This project uses skills learnt to build a mobile-first responsive Website for the 60's band The Monkees. It fulfils the need for fans and potential fans to listen to The Monkees music, watch a music video, join a fan club, enquire through a contact form to hire the band as well as view pictures related to the band members and album cover artwork.
The website is fully responsive, on desktop and larger screen sizes there is a small amount of additional content (one picture on the header). The navigation is functional and two forms (join the fan club and hire us) are input validated which then resolves to a respective thankyou page. These forms are not fully functional in that they don't alert anyone from the Webteam that a form has being filled nor do they fill a database. Currently the join the fan club thankyou page works however the hire-us form thankyou page does work on my local desktop but not on github pages, I believe this is due to appending PUSH data on the URL which github pages disallows due to injection risk.
- HTML5
- CSS3
- Bootstrap
- Bash
- Ubuntu
- GIT
- GITHUB
- Google Chrome developer tools
- Cloud 9 IDE
- Javascript and JQuery are imported for the join the fan club modal.

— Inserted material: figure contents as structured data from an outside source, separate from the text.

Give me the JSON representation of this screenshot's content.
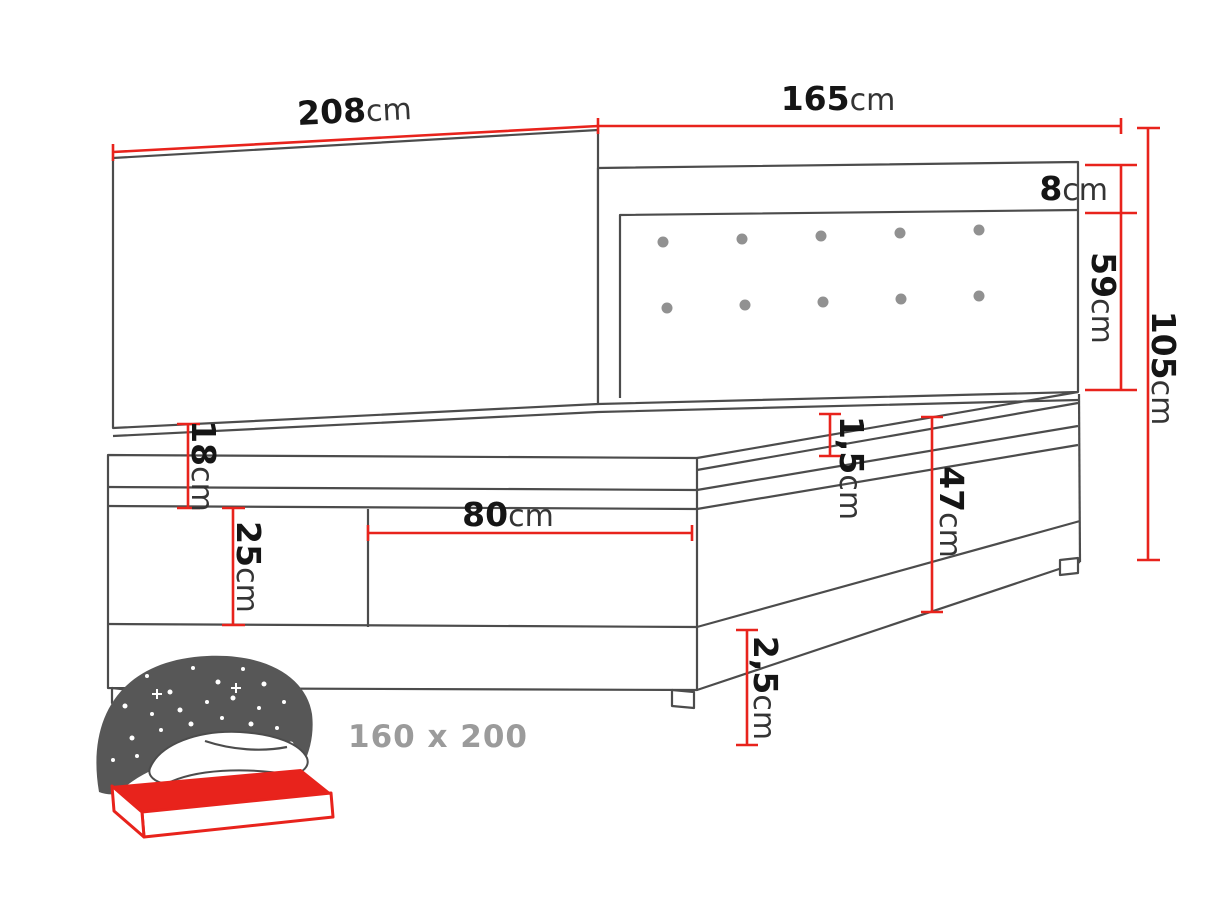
{
  "colors": {
    "accent_red": "#e8231c",
    "outline_gray": "#4c4c4c",
    "icon_gray": "#575757",
    "size_gray": "#9b9b9b"
  },
  "dimensions": {
    "panel_length": {
      "value": "208",
      "unit": "cm"
    },
    "headboard_width": {
      "value": "165",
      "unit": "cm"
    },
    "headboard_top": {
      "value": "8",
      "unit": "cm"
    },
    "headboard_height": {
      "value": "59",
      "unit": "cm"
    },
    "total_height": {
      "value": "105",
      "unit": "cm"
    },
    "mattress_height": {
      "value": "18",
      "unit": "cm"
    },
    "box_height": {
      "value": "25",
      "unit": "cm"
    },
    "drawer_width": {
      "value": "80",
      "unit": "cm"
    },
    "topper_height": {
      "value": "1,5",
      "unit": "cm"
    },
    "side_height": {
      "value": "47",
      "unit": "cm"
    },
    "feet_height": {
      "value": "2,5",
      "unit": "cm"
    }
  },
  "footer": {
    "size_label": "160 x 200"
  }
}
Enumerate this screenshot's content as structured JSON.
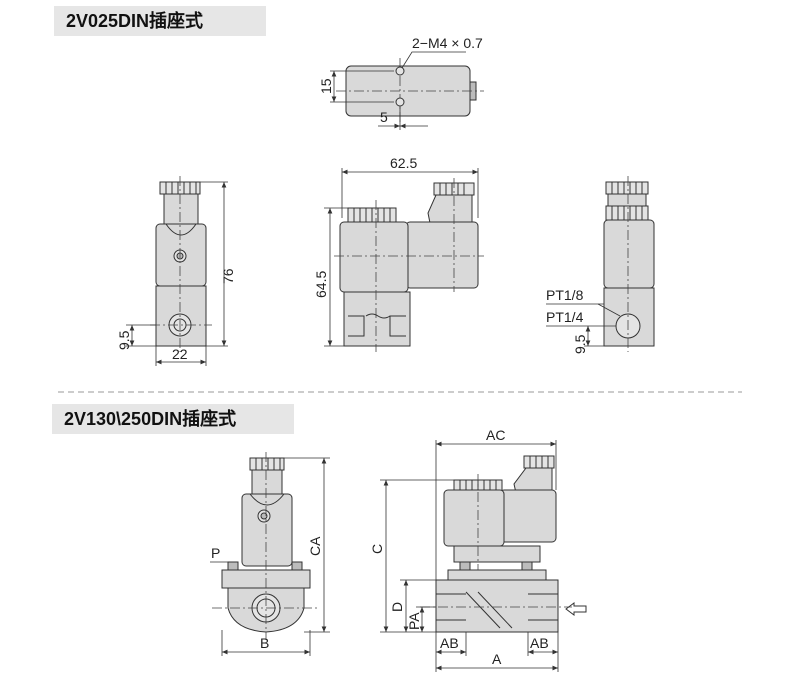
{
  "sections": [
    {
      "title": "2V025DIN插座式"
    },
    {
      "title": "2V130\\250DIN插座式"
    }
  ],
  "dims": {
    "thread": "2−M4 × 0.7",
    "d15": "15",
    "d5": "5",
    "d76": "76",
    "d9_5_left": "9.5",
    "d22": "22",
    "d62_5": "62.5",
    "d64_5": "64.5",
    "pt18": "PT1/8",
    "pt14": "PT1/4",
    "d9_5_right": "9.5",
    "P": "P",
    "CA": "CA",
    "B": "B",
    "AC": "AC",
    "C": "C",
    "D": "D",
    "PA": "PA",
    "AB_left": "AB",
    "AB_right": "AB",
    "A": "A"
  },
  "icons": {
    "flow_arrow": "arrow-left-icon"
  }
}
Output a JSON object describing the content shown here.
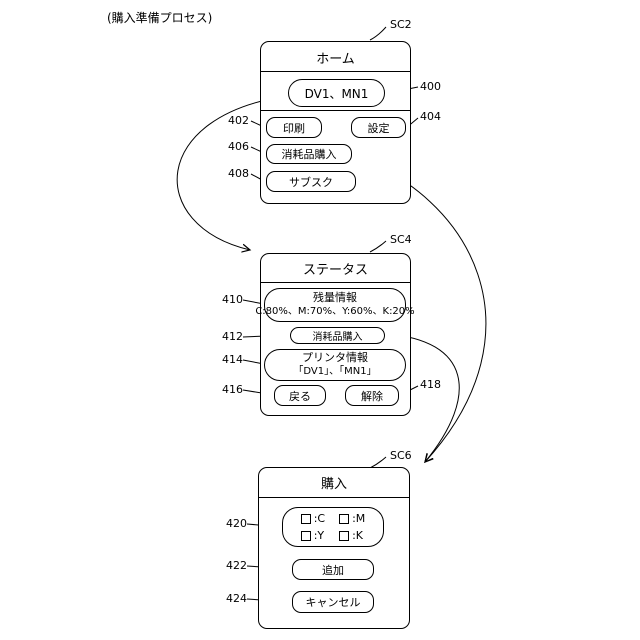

Website was coded in the Cloud 9 IDE, a local GIT directory was used for version control and then uploaded to GITHUB using Ubuntu / Bash script. Once in a GITHUB repositories it was made live using GITHUB Pages. The website can be found at: https://5pence.github.io/monkees-project/
Each page was tested locally and on GITHUB pages using Chrome developer tools, testing its functionality as well as look and feel (in landscape and portrait mode) on Galaxy S5, Nexus 5S, Nexus 6P, iPhone 7, iPhone 7 Plus, iPhone 8, iPhone 8 Plus, iPhone X, iPad, iPad Pro and responsive desktop. All links were tested along with music tracks audio controls and video player. The modal join fan club form and the hire us form was tested locally and remotely.
Only the modal fan club form code was re-used from the previous Whiskey Drop exercise. I modified its content and changed some of the code within it to reflect semantically what it was being used for. I also changed its action to point to a fan club thankyou page to confirm their action and increase user experience.
I had planned to put the video on the gallery page however after discovering the video wasn't one taken from their TV series (which I assumed to be the case) but rather a music video I placed the video on the music page.